A plan to rebuild the aged Dillons grocery store on south Massachusetts Street soon may be facing the equivalent of getting stalled in the checkout line.
The city’s Board of Zoning Appeals is scheduled to hear on Thursday two key variance requests for the project, which is beginning to draw more concern from neighbors.
The board last month declined to take action on the two variance requests after concerns about parking, residential traffic and the store’s general layout were brought up.
“We need a new grocery store there,” said Rob Farha, who is part of a group that owns an apartment building immediately north of Dillons. “The current store is dilapidated, but I think to make the project fit properly and to have the parking work properly, there needs to be some changes to the design.”
Dillons late last year announced that it plans to raze the 1960s-era store at 1740 Mass. and replace it with a new store that would be 10,000 square feet larger and would have several new amenities such as an outdoor dining area, Starbucks, a Chinese deli and several new organic food departments.
But Dillons also is proposing that the new store would face the north, rather than facing west toward Massachusetts Street. That part of the project has required at least two requests for variances from city code. They are:
- A variance that would reduce the amount of parking required for the store to 129 spaces, down from 150 called for in the code. The current store has 178 spaces.
- A variance from the city code requiring the store to be set back 25 feet from both Massachusetts and New Hampshire streets. Instead, the store wants the setback reduced to zero, meaning it could go right up to the sidewalks much as downtown stores do today.
Neighbors haven’t objected much to the two specific variances, but rather have expressed concerns that the layout of the store will increase traffic in largely residential areas. The company proposed a drive-through pharmacy lane off New Hampshire Street, and also proposed that a two-way drive leading to the main parking lot be located on New Hampshire street.

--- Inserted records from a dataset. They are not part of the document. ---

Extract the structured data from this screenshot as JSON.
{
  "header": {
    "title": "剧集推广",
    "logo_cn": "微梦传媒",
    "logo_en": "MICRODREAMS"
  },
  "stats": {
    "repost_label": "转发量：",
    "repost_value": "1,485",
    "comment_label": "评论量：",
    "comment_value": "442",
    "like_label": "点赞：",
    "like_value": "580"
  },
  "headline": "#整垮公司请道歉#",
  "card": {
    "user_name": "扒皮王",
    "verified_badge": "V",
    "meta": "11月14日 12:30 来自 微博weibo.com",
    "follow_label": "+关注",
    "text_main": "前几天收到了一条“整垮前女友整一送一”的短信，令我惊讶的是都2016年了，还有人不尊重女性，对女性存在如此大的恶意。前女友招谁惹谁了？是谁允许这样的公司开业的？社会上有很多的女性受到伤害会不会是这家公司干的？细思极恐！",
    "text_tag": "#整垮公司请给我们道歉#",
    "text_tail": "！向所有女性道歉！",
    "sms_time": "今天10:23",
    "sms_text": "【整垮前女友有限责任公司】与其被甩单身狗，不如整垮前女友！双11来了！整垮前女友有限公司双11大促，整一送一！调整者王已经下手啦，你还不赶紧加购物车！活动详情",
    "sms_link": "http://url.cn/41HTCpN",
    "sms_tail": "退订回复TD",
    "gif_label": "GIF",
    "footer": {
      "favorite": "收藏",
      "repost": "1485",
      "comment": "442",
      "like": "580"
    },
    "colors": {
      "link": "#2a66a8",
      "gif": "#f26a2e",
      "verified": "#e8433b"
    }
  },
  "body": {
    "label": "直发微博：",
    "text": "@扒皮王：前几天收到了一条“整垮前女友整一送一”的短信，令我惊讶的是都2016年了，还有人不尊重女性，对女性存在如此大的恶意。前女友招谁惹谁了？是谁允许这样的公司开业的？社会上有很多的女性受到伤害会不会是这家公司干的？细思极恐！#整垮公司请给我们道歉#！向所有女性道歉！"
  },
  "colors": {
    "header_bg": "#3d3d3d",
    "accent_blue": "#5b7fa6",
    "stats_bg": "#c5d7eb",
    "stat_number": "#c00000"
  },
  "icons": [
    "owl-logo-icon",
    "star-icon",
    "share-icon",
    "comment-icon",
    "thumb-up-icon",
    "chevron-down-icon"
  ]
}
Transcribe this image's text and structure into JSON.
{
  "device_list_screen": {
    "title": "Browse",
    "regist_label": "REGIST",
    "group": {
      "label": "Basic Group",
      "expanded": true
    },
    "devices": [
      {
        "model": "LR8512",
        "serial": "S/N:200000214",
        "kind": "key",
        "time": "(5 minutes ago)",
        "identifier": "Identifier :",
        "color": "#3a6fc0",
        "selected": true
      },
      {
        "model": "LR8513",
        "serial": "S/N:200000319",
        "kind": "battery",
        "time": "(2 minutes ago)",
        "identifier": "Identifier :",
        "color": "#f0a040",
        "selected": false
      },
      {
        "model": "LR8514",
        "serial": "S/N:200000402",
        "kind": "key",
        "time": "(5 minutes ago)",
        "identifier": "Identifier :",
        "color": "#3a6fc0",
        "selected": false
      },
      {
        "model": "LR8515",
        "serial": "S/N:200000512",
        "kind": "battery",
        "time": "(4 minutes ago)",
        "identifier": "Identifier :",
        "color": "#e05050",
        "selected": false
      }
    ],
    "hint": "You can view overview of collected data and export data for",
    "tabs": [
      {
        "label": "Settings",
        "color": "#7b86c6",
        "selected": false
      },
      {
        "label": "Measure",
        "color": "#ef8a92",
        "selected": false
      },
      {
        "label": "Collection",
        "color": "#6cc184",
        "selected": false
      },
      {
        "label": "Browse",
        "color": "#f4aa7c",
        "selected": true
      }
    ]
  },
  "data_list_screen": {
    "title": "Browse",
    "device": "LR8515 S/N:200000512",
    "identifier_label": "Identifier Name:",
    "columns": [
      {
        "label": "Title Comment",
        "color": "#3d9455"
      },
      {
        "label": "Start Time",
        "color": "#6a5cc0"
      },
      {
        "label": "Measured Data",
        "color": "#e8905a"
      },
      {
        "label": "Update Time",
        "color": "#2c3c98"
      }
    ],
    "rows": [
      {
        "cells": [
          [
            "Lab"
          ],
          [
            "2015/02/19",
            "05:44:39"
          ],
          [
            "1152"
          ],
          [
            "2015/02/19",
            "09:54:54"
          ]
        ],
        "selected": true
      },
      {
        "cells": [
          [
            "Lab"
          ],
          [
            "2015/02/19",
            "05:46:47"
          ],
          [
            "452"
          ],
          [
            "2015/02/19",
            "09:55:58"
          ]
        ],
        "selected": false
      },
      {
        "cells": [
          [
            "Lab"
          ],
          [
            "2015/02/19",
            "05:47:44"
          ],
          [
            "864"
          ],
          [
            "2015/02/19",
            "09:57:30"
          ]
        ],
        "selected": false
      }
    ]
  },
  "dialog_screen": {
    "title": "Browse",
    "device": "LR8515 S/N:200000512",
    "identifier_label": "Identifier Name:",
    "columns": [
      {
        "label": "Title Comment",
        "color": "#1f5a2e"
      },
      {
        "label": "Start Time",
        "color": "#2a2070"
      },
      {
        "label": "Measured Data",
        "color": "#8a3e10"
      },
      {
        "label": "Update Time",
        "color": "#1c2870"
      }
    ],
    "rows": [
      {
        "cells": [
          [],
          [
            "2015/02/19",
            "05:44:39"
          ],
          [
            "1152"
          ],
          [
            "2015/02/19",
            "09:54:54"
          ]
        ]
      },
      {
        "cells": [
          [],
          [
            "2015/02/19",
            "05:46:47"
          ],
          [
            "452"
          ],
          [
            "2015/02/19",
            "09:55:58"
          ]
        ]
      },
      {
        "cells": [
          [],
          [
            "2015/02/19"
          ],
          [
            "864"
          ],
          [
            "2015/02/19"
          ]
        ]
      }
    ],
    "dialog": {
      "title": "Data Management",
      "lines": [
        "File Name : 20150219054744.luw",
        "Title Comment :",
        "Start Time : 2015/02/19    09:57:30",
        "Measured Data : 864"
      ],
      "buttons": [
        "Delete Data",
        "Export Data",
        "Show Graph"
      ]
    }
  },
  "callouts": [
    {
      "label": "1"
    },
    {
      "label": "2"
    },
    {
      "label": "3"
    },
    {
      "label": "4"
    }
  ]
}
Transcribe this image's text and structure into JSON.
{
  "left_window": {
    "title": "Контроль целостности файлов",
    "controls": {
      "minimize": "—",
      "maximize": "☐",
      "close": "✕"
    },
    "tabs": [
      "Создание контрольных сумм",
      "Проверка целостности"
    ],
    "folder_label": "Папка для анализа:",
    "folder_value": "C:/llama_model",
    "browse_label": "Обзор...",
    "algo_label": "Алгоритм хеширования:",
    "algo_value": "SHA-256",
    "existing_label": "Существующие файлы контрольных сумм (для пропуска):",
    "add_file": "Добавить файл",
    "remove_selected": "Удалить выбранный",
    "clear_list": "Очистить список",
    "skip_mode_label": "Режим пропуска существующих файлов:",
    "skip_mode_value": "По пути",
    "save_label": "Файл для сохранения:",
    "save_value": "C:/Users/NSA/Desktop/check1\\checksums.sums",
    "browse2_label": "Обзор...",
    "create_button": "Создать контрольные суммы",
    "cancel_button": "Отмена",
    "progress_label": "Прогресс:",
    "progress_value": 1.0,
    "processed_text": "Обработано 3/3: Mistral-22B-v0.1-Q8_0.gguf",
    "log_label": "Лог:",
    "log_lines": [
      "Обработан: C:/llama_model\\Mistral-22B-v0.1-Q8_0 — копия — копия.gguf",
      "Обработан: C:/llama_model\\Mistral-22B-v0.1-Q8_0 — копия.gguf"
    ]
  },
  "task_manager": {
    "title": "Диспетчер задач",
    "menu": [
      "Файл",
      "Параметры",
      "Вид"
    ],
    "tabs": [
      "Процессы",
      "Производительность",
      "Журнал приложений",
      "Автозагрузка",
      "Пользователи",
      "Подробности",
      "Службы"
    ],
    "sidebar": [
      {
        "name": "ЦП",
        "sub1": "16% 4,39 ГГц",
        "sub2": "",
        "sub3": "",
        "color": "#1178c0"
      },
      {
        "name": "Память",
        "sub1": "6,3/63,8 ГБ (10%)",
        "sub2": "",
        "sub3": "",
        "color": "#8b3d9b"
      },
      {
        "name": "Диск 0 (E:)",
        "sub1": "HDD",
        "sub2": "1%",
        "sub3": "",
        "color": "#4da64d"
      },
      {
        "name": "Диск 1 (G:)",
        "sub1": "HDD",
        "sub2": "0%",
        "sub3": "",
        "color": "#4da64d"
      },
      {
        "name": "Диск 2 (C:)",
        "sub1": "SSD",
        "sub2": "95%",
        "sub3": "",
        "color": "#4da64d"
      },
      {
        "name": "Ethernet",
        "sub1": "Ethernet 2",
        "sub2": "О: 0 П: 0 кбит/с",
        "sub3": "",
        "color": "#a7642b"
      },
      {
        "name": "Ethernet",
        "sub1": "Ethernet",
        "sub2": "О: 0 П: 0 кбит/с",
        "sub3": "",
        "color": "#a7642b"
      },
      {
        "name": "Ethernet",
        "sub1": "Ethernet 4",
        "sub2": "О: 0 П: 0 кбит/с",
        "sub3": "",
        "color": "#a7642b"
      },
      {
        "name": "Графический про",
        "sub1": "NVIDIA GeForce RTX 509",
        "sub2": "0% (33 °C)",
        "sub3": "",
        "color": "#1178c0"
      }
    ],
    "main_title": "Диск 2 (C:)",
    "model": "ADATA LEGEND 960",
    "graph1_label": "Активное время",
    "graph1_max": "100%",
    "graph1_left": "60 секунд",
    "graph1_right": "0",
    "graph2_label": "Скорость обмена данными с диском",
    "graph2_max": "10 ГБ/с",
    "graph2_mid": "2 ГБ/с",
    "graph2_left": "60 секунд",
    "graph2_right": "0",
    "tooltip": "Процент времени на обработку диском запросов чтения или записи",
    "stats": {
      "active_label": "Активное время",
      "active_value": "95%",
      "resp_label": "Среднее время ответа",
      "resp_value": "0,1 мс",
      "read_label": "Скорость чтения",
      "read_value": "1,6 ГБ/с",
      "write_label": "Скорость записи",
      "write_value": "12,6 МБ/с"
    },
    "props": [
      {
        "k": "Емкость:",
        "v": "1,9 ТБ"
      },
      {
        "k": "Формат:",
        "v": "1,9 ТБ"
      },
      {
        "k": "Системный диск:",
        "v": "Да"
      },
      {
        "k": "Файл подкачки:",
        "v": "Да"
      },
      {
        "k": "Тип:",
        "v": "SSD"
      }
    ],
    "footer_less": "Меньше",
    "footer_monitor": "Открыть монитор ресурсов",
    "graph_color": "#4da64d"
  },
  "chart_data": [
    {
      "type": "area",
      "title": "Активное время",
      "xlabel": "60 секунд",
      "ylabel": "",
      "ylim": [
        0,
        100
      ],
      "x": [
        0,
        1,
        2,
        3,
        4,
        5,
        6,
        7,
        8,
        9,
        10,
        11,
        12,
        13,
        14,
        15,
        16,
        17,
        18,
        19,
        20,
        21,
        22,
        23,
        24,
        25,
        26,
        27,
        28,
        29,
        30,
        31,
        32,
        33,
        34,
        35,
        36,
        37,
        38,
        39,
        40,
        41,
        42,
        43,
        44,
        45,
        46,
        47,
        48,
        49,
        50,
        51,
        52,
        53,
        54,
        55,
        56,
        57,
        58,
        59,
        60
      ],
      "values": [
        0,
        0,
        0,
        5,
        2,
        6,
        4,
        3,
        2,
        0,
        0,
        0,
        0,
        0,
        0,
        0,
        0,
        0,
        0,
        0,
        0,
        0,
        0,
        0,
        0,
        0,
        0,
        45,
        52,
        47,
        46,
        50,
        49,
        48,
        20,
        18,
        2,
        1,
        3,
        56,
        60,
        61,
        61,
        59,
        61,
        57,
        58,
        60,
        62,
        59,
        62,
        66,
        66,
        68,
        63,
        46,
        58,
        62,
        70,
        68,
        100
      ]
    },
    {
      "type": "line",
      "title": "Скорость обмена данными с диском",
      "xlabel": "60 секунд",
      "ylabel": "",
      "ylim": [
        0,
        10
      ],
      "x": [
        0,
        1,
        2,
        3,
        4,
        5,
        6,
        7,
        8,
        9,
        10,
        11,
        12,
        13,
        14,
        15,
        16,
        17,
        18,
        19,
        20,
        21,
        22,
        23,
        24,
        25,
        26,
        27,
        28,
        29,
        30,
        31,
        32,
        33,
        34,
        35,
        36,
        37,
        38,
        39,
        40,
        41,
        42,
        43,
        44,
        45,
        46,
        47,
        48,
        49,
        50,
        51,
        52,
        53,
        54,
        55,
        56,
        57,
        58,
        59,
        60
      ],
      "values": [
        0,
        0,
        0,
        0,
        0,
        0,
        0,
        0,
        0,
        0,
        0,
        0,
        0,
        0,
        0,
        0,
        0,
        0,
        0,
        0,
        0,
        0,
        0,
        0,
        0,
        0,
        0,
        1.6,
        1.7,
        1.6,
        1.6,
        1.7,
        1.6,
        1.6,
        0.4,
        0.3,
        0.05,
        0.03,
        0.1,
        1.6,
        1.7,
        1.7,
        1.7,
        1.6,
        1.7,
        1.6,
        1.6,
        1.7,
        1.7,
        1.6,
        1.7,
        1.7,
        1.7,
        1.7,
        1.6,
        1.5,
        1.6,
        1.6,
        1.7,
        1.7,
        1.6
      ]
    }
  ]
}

Bob Gent, who lives a block east of the store, said residents are concerned about more store traffic going through the neighborhood on New Hampshire and 18th streets.
“The two-way drive is a big issue,” Gent said.
City Planning Director Scott McCullough said Dillons officials and some members of the neighborhood met recently to discuss issues including the building’s northern orientation, setback, vehicle and delivery truck access. But he said there was “no final resolution on what Dillons might revise to address the neighborhood’s concerns.”
Sheila Lowrie, a spokeswoman for Dillons, said the company was currently evaluating the comments received from those neighbors and valued their feedback.
But Lowrie declined to comment on whether the project would remain feasible if the city’s zoning board does not agree to the necessary variances.
The city’s zoning board acts as a quasi-judicial board. Generally, if the variance is not granted, Dillons could not appeal the decision to the City Commission, but rather would have to file an appeal in Douglas County District Court.
The city’s Board of Zoning Appeals is scheduled to meet at 6:30 p.m. Thursday at City Hall.